Wednesday, July 25, 2012

UK Judge OKs Wikileaks Cables in Chagos Islanders' Investigation

The other day, Marcy Wheeler took Judge Colleen Kollar-Kotelly to task for upholding "the government’s right to withhold cables already released via WikiLeaks under FOIA." She quotes the judge's ruling in the ACLU lawsuit to obtain via FOIA the State Department cables released by Wikileaks (and for which Bradley Manning has falsely been indicted for espionage):
"No matter how extensive, the WikiLeaks disclosure is no substitute for an official acknowledgement and the ACLU has not shown that the Executive has officially acknowledged that the specific information at issue was a part of the WikiLeaks disclosure."
Wheeler has been following the case for some time, noting how the government is withholding already publicly released (but not officially released!) documents that point to the government's torture cover-up, not to mention "admissions of crime, including murder, torture, and kidnapping."

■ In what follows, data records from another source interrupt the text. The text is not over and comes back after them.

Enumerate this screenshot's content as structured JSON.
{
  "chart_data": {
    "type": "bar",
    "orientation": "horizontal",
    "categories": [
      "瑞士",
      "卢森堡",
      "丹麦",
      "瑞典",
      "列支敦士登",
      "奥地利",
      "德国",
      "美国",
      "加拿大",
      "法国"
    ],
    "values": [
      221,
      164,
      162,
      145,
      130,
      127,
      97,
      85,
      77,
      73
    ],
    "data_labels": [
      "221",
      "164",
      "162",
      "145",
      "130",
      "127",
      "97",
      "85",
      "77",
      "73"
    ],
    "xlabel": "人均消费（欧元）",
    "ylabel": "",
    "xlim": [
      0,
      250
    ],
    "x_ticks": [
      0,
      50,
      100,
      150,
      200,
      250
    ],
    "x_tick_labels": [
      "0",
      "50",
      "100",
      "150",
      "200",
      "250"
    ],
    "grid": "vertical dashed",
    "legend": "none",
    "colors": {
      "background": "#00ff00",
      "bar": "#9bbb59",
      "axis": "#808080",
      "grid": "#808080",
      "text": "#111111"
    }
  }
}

What I wanted to point out is a recent news article which shows how different is Judge Kollar-Kotelly's ruling from that of UK High Justice Stanley Burton. Burton, according to a Press Association (PA) article published July 25 at Huffington Post, in a ruling regarding claims by expelled Chagos Islanders against the UK government, specifically allowed the use of Wikileaks cables by the claimants. The expulsion was, as I pointed out in an article on the subject some months back, to allow for the presence of the huge U.S. Diego Garcia naval base (where prisoners have reported to have been disappeared or tortured).

PA reported the situation:
They say their case is supported by a cable obtained by WikiLeaks, sent by the US embassy in London to the US State Department in Washington in May 2009....

The judge said: "I understand why it is the policy of HM Government neither to confirm nor deny the genuineness of leaked documents, save in exceptional circumstances, particularly where, as here, the documents in question are not those produced or received by the UK Government.

"However, the documents have been leaked and indeed widely published.

He ruled: "I do not see how the present claim can be fairly or justly determined without resolving the allegation made by the claimant, based on the WikiLeaks documents."
I hope ACLU will add this fact to any appeal they make in their FOIA. But the larger issue is how craven the U.S. judiciary has become after ten years of heightened "war against terror," having lost all common sense in the drive to protect U.S. power, no matter how brutally applied.